If you want to perform a cell counting (e.g., DAB+ vs DAB-), you might be interested in using QuPath.
Hope it helps
In brief, as @gabriel pointed, there is no relationship between the quantity of DAB and the darkness, so quantifying the intensity is not a valid analysis.
What I am saying is that there is no quantitative relationship between the darkness of DAB staining and the amount of antigen (i.e. the “expression”).
Oh, yes, sorry about that
Thanks for your help. I can segment the colors by color deconvolution and got DAB positive area. But my question is if the protein is expressed in cytoplasma, how to evaluate it, it seems that cell counting is not suitable. By the way, I’m learning Qupath to auto count positive cell.

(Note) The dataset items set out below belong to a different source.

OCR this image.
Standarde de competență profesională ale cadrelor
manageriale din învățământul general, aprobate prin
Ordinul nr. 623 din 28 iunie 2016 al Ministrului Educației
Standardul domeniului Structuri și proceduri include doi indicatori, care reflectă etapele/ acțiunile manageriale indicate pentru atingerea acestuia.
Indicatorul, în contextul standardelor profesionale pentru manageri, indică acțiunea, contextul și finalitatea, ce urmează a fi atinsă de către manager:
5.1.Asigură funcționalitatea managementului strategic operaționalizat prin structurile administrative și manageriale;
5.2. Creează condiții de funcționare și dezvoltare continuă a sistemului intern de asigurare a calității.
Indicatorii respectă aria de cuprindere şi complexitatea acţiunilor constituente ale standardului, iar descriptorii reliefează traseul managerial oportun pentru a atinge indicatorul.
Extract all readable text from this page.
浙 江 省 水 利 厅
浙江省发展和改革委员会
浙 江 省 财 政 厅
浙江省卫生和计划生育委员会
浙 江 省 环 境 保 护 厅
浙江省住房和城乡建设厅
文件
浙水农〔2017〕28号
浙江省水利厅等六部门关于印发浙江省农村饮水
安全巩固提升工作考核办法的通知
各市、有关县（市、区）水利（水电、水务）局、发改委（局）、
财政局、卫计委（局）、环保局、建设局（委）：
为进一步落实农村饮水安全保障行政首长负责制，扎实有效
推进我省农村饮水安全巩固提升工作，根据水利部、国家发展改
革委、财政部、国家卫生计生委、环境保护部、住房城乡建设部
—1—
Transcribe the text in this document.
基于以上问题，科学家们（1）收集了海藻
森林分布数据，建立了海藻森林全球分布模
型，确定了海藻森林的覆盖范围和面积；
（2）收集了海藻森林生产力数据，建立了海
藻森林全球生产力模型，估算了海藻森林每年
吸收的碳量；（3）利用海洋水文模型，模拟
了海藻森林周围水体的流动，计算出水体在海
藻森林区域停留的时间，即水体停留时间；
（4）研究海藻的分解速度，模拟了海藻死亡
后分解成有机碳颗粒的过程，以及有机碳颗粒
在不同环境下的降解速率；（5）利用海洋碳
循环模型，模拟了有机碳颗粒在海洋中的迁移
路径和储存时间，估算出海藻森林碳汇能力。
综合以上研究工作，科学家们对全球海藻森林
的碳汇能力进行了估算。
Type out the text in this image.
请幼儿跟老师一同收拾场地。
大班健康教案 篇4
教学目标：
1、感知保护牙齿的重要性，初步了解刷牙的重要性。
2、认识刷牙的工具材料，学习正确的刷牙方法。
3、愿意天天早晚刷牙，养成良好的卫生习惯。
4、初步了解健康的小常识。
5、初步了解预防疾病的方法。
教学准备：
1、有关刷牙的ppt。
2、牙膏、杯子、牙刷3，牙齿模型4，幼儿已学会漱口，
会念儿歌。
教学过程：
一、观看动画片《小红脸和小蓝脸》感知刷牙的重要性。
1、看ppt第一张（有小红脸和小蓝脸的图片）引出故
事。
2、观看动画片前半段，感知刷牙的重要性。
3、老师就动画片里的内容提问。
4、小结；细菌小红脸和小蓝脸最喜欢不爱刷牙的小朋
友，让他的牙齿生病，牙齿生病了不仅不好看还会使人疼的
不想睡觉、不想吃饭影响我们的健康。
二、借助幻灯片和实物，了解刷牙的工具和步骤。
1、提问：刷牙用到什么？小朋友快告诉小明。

Pau Carrillo-Barberà via Image.sc Forum <firstname.lastname@example.org> 於 2020年5月18日 週一 上午12:26寫道：
If you are using QuPath, it really depends on the cell type and staining. Sometimes it is best to treat the whole cell, cytoplasm+nucleus as a “nucleus” using OD Sum to detect nuclei, and then use the level of DAB in the “nucleus” (which is now the whole cell) to decide which objects are positive. Alternatively, if there is a strong independent nuclear signal (the DAB doesn’t cover it up), you might be able to achieve more accuracy by finding areas that are DAB positive within the cell.
Thanks for your suggestion. I got it. And I’m wondering whether we can calculate the %Area of DAB by doing color deconvolution.
MicroscopyRA (old Qupath forum) via Image.sc Forum <email@example.com> 於 2020年5月18日 週一 下午10:23寫道：
I generally do that by keeping the “expected spot size” at 1, min spot size at 1, and using the
Estimated spot count/Cell Area*100
as a new measurement. Note that this does exclude tiny speckles of DAB, but usually for this type of measurement I have found that to be a good thing, as I am looking for large contiguous regions of stain, not ISH spots.
It does require scripting, but there are plenty of examples of that floating around. Collected a few here.
See the Making measurements section.
Can we quantify analysis by %Area after color deconvolution with DAB segment? Thx!
If you only want to do percent area, without cell counts, that is even easier (once you have set your color deconvolution correctly) using the Thresholding tool.
The options for thresholding a brightfield image now include the color deconvolution channels. So you can either get percentage information within an annotated area (which you could also create with another thresholder. For example a tissue detection thresholder followed by a DAB thresholder), or create objects based on a threshold and do further processing with those.
Many thanks! %Area seems much easier, but I’m not sure whether it can be accepted by experts or magazine.